Schöne Grüße vom Brandenburger Tor

Wieviel gentechnisch-veränderten Mais fraß unsere Weihnachtsgans? Dass die braven Vögel gentechnisch veränderte Körner bekommen, könnten künftig möglicherweise als sicher gelten. Denn EU und USA verhandeln im Geheimen über ein neues transatlantisches Handelsabkommen namens TTIP (Transaltlantic Trade and Investment Partnership). Pressevertreter bekommen keinen Zugang zu den Verhandlungsrunden, die Parlamentarier werden kaum informiert. Die Voraussetzung für Demokratie ist Transparenz und Offenheit. Wer nichts zu verbergen hat, verhandelt nicht im Geheimen. Im Mittelpunkt jeglicher Verhandlungen mit den USA sollten seitens des „alten Europas“ zunächst die hiesigen höheren Umweltstandarts und unser Sinn für Ernährungsqualität stehen, bevor die EU sich für das Fallenlassen weiterer Handelsschranken einsetzt.
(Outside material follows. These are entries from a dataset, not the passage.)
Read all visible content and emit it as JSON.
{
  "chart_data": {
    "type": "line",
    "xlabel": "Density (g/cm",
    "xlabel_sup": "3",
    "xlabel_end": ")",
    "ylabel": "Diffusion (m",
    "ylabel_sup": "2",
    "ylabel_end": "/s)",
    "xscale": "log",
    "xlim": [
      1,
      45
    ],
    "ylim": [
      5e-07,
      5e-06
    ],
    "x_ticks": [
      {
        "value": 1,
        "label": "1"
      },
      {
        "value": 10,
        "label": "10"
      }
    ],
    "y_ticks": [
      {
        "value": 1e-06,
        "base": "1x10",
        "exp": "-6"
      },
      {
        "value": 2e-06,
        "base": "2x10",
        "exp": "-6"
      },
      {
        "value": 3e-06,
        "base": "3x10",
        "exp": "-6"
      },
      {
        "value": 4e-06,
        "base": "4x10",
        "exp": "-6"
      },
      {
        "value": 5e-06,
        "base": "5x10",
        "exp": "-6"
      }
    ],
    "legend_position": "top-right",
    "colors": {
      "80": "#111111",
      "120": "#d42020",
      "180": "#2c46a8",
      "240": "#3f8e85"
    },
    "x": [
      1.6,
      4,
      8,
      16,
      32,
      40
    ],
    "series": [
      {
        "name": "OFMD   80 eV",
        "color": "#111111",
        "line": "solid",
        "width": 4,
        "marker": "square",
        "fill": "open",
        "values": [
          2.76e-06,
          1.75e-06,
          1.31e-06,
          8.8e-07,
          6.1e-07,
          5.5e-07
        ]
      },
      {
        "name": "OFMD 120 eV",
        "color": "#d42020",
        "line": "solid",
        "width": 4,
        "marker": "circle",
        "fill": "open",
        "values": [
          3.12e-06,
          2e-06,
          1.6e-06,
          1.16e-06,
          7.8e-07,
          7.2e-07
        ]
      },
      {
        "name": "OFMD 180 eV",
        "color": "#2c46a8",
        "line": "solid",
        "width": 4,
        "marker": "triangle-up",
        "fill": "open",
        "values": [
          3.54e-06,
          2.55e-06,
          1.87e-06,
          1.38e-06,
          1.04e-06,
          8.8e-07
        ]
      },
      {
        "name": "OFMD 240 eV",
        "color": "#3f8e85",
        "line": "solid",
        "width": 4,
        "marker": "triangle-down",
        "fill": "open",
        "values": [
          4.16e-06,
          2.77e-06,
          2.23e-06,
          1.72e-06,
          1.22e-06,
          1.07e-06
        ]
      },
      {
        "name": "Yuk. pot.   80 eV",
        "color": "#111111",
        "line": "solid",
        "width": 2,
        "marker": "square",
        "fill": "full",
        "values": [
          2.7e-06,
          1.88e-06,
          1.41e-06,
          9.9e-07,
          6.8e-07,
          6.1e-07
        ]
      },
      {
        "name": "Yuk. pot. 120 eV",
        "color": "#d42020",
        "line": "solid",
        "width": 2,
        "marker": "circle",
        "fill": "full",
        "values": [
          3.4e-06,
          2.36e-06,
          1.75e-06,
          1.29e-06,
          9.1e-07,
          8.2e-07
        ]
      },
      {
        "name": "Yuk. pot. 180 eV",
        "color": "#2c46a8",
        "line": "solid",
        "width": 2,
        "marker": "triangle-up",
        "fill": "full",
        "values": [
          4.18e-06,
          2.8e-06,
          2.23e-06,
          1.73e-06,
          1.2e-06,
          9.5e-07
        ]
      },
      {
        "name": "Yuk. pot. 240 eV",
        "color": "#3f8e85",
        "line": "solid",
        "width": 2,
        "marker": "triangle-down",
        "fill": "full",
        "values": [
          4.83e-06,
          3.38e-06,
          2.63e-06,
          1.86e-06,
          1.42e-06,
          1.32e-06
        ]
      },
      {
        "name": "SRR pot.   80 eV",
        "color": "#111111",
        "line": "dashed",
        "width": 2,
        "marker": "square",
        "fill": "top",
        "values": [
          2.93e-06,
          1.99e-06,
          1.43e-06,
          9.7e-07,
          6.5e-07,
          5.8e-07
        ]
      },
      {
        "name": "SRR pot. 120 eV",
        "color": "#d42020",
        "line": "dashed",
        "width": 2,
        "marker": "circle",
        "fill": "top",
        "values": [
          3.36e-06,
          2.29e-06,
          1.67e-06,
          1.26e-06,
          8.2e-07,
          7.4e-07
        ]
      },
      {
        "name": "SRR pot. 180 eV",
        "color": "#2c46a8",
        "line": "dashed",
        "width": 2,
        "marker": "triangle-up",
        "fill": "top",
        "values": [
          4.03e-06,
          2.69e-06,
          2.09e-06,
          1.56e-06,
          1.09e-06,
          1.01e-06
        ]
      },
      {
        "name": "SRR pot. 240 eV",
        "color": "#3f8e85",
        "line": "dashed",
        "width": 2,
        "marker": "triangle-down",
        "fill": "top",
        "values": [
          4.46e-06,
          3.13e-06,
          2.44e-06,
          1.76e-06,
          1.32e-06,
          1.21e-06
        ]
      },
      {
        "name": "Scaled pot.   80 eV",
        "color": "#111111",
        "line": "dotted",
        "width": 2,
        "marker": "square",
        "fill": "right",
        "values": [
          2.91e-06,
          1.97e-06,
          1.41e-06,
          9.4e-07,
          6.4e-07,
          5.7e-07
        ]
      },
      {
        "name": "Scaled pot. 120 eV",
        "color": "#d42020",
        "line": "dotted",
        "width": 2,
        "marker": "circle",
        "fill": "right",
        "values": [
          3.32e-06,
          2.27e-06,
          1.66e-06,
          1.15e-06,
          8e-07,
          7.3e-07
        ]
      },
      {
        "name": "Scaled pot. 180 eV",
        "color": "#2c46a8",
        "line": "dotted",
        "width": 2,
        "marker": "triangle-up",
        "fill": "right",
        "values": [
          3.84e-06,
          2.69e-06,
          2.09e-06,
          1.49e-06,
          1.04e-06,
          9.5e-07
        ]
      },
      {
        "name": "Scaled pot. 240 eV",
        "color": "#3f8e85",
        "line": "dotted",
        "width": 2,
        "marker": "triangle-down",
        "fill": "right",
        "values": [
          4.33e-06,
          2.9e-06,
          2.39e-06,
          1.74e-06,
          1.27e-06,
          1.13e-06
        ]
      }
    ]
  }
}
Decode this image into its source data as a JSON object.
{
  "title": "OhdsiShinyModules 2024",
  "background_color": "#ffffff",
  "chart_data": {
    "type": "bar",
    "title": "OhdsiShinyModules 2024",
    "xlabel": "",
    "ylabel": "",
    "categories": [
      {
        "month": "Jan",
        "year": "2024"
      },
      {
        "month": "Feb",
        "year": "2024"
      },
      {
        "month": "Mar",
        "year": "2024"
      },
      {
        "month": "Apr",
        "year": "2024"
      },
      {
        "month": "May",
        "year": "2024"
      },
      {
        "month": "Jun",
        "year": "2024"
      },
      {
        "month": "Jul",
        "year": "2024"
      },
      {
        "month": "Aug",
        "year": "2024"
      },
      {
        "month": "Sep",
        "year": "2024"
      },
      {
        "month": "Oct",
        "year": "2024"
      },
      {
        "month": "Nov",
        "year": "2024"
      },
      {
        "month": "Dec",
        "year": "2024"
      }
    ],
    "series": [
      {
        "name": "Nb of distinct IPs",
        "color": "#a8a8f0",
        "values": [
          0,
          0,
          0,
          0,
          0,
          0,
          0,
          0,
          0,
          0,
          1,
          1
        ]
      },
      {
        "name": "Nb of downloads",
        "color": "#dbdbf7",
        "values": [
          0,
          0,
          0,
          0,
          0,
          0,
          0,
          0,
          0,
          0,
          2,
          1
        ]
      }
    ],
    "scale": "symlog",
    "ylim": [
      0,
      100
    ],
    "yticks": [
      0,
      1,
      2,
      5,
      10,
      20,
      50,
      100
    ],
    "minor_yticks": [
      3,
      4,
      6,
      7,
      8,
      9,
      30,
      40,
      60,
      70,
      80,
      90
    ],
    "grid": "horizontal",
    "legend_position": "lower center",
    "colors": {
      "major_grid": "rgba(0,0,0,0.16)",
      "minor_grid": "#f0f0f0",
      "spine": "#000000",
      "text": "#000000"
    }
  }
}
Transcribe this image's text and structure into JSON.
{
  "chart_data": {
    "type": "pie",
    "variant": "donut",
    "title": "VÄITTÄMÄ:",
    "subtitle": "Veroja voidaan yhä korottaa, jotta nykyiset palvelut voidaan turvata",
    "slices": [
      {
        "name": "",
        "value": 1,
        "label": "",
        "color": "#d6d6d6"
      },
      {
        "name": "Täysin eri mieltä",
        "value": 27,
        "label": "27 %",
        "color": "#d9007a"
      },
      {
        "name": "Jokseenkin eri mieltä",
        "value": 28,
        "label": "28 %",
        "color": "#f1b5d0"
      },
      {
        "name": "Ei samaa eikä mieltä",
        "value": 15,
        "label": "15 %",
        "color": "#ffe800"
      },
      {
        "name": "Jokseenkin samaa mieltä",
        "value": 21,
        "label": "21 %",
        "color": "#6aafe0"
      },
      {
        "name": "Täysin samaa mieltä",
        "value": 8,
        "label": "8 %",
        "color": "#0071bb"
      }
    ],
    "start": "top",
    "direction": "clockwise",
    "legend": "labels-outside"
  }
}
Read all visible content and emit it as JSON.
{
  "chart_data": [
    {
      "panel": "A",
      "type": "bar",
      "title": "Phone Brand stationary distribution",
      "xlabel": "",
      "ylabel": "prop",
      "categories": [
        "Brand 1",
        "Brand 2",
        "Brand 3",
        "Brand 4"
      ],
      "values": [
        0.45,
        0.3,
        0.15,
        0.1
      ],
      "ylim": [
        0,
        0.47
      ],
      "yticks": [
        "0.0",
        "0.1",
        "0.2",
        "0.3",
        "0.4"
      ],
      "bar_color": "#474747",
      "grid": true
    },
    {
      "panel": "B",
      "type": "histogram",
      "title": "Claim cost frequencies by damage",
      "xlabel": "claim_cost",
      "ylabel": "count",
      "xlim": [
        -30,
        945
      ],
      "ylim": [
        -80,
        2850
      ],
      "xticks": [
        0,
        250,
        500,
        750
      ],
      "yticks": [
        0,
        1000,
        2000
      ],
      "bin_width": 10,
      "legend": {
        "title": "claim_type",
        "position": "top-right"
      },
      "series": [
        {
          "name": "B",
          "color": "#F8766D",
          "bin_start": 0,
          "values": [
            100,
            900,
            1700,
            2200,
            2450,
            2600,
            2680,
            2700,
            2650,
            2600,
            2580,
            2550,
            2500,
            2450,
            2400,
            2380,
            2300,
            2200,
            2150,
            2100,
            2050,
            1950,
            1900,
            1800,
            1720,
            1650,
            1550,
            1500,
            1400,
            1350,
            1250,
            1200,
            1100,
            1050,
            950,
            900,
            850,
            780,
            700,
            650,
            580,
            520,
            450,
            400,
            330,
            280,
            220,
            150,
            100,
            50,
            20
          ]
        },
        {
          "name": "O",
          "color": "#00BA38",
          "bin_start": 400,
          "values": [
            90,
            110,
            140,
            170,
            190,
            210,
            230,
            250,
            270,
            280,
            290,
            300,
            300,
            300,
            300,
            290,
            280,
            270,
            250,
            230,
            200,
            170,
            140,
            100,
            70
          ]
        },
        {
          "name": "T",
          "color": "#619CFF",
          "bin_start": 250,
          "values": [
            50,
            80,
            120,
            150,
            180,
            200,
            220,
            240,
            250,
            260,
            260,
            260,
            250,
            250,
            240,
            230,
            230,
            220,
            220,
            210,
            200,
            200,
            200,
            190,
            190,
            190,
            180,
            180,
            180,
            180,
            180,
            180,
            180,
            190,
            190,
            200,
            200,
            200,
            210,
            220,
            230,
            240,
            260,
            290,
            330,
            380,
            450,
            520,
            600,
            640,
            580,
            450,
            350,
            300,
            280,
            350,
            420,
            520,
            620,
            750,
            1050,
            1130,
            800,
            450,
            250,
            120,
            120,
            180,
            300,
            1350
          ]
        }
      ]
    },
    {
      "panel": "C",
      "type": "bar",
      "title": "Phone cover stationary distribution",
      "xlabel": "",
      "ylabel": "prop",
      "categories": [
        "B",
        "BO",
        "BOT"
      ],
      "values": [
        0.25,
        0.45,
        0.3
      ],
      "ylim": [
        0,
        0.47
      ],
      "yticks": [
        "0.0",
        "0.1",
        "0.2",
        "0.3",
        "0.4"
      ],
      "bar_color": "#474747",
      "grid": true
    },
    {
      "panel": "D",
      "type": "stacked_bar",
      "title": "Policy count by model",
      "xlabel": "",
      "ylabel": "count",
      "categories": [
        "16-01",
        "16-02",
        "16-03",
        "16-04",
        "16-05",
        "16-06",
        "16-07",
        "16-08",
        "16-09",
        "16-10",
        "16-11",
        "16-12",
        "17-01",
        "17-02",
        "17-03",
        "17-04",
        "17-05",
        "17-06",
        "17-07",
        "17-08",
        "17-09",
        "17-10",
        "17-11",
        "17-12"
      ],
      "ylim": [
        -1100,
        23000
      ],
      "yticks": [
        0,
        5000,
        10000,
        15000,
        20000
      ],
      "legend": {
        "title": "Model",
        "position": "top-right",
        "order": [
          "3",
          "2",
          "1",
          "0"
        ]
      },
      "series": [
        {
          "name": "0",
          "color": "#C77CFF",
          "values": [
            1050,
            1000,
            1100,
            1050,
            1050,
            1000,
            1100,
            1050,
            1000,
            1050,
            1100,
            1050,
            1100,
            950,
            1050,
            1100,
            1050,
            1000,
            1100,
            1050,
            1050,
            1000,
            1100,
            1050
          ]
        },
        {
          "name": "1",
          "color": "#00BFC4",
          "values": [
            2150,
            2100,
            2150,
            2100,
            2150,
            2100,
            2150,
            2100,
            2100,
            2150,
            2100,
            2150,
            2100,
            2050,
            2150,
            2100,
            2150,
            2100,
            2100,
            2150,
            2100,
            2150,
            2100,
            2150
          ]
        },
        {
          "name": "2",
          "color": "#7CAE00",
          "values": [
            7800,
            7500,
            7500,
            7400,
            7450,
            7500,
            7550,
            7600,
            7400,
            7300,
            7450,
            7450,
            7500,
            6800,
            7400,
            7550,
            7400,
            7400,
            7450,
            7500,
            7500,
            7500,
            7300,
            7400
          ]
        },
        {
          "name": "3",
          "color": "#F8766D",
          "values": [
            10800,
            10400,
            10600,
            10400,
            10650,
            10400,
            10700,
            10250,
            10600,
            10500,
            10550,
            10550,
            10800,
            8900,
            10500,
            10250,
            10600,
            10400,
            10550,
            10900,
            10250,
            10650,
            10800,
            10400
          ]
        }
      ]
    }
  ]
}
Haben den die USA nicht bereits über ein Drittel ihrer Ackerböden unwiederbringlich verwüstet? Muten die USA ihren Bürgern nicht seit Jahrzehnten ungefragt gentechnisch veränderte Lebensmittel zu? Trägt die Politik der USA nicht im besonderen Maße zum Klimawandel bei, der etwa in Ostafrika die Regenfälle versiegen läßt und damit die dortigen Bauern in den Hunger treibt? Mit dem TTIP besteht die Gefahr, dass die Bürger reinweg ausschließlich zu Stopfgänsen degradiert werden sollen, die als „Konsumenten“, erst zahlen und dann alles schlucken sollen, was ihnen so vorgesetzt wird. Solange die TTIP-Verhandlungen im Geheimen geschehen, muß leider befürchtet werden, dass sie darauf zielen, die Bürger als Verbraucher zu entmündigen. Das TTIP wäre daher als eine Neuauflage des vor 15 Jahren angebahnten, dank Bürgerengagement im EU-Parlament abgelehnten MAI (Multilateral Agreement on Investment) Abkommen zu betrachten.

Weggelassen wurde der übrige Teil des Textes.